Until this point, I hadn't really seen the allure of mysteries; and it's possible you could say I still don't, in one sense, since I'm not exactly flipping my reading/writing preference from "F&SF" to "M." But I do now "get" why people read these books, and understand that these books are worth reading, and, without further ado, it's been a blast to enjoy them for myself - for two reasons.
One, they're awesome. Hard Case Crime has yet to disappoint me. Partly, this may be because I'm new to the genre, and certain little gooferies - like two-dimensional villainesses, and generally shallow protrayals of women all around - I can laugh off, insofar as I'm a novice to the club and I haven't yet seen how the club next door is a lot nicer (proverbially speaking). Contrarily, when I read a fantasy novel, the writer's got a lot of work to do to impress me - because I've seen this, this and that already, and I'm about to go for it again. Still, I'm generally impressed with Hard Case's authors: the works are short (me like), fast-paced (me also like), and deliver satisfying tales with good apotheoses (also also like).

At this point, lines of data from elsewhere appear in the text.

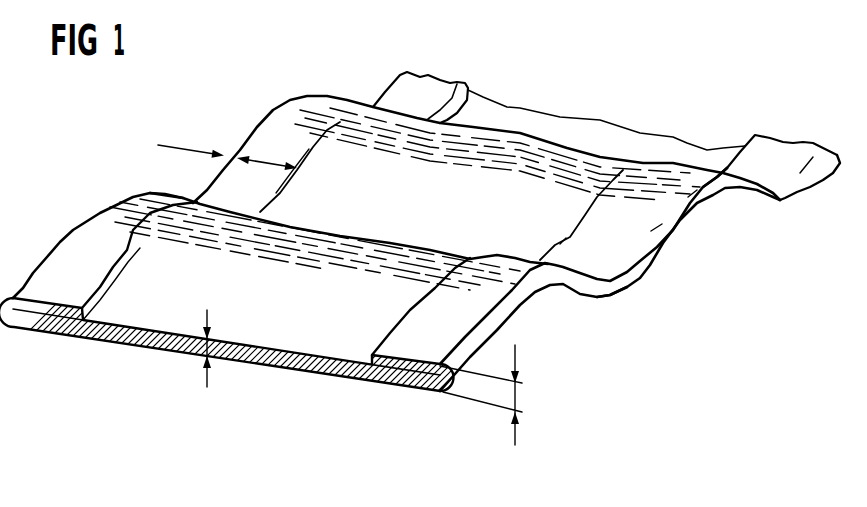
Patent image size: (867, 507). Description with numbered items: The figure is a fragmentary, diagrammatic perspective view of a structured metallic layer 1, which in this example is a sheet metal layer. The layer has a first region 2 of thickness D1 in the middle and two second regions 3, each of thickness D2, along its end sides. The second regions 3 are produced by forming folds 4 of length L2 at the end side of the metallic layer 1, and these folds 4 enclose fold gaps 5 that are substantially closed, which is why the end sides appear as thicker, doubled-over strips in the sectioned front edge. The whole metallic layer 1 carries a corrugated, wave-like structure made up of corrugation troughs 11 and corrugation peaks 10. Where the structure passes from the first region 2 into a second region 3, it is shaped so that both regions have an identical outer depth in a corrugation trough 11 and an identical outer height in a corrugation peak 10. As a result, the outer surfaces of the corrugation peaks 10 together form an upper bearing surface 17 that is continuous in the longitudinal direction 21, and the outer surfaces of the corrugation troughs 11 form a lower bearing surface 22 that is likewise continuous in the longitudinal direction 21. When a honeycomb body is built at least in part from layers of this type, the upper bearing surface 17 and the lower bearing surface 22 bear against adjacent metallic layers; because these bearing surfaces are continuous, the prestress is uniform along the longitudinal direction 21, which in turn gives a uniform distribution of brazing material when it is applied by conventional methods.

The structured metallic layer 1 is at (161, 381).
The first region 2 is at (643, 138).
The second region 3 is at (427, 80).
The fold 4 is at (35, 294).
The fold gap 5 is at (53, 333).
The corrugation peak 10 is at (718, 179).
The corrugation trough 11 is at (610, 297).
The upper bearing surface 17 is at (402, 254).
The longitudinal direction 21 is at (180, 146).
The lower bearing surface 22 is at (807, 194).
The length of the folds L2 is at (268, 160).
The thickness of the first region D1 is at (212, 358).
The thickness of the second regions D2 is at (523, 402).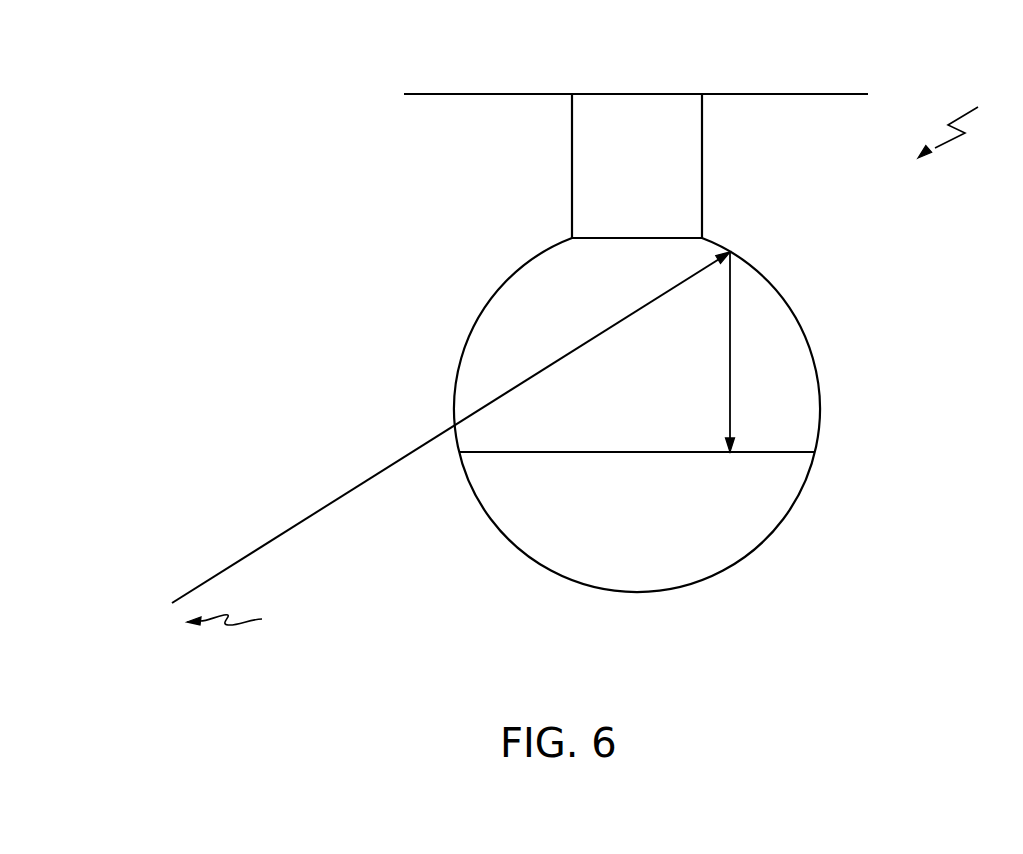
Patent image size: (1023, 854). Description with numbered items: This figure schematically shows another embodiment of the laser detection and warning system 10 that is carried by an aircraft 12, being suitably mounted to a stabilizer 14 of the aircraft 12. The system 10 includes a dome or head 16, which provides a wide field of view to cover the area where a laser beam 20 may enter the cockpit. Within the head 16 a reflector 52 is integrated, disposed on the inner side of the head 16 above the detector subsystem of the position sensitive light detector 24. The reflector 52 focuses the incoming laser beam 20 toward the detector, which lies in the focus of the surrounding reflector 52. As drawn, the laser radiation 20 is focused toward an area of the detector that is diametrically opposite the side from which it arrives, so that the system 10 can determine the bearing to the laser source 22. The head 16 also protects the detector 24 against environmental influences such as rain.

The laser detection and warning system 10 is at (965, 123).
The aircraft 12 is at (817, 94).
The stabilizer 14 is at (702, 172).
The head 16 is at (767, 538).
The laser beam 20 is at (357, 486).
The laser source 22 is at (245, 621).
The position sensitive light detector 24 is at (636, 454).
The reflector 52 is at (810, 352).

But the other reason it's good to read this stuff is just simply that I don't read this stuff. It's a blast to pack away some enjoyable fiction that's written in a realm I don't quite understand. The fact that this is still a "genre" definitely weighs on the tomes: I can smell the capital-M mystery shelves from which they have come. But that's in a good way, and the various structures, dialogues, archetypes and techniques that these authors use are handy material for expanding my own vocabulary of style. Much as I love fantasy and sci fi, you've got to get beyond your comfort zone sometimes - especially when you get really, really picky about your comfort zone.

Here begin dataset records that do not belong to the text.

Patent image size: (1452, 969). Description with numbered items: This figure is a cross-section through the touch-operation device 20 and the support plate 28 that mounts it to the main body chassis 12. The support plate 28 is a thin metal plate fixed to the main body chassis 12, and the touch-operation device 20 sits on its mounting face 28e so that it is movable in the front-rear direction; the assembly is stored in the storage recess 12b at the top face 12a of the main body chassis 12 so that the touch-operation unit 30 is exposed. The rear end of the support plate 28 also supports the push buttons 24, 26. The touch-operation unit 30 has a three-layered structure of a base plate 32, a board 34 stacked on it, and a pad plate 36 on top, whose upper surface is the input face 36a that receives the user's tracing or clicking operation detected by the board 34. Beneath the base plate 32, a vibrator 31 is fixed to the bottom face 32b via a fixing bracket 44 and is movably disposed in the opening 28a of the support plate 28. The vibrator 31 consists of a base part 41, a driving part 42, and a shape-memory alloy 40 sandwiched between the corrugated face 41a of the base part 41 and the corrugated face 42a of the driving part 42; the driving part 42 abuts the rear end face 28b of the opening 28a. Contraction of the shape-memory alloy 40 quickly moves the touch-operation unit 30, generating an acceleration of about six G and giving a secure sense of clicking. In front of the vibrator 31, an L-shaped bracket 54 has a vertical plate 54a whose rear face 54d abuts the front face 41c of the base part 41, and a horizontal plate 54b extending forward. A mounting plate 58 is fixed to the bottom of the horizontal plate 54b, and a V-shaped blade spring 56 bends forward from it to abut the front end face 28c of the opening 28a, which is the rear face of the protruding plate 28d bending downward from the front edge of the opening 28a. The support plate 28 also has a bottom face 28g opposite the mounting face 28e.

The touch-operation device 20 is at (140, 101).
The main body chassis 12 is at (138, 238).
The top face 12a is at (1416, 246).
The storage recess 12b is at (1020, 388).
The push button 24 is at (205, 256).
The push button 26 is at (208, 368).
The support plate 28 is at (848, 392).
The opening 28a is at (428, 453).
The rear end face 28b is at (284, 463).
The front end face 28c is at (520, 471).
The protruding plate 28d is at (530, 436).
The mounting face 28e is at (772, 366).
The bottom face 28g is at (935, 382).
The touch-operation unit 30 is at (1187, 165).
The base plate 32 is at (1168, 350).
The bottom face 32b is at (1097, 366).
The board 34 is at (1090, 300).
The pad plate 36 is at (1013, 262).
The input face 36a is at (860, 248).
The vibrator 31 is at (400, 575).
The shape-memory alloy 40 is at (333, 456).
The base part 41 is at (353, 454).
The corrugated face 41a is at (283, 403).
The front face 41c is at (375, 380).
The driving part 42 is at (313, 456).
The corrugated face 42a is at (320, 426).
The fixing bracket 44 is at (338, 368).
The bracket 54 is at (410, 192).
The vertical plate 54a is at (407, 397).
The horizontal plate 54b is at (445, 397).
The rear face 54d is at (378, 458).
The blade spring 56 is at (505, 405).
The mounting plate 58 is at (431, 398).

Although, in a cosmic irony - or, whatever - it was fantasy that turned me on to noir in the first place. Although Pornokitsch gave me the necessary tools, the inspiration was drawn down when I read in an interview that Joe Abercrombie was reading a bunch of noirs before he got cracking on his First Law trilogy. I, being an enormous fan-boy, decided to do the same.
Because, y'know, I've got a best-selling fantasy series awaiting me in the near future.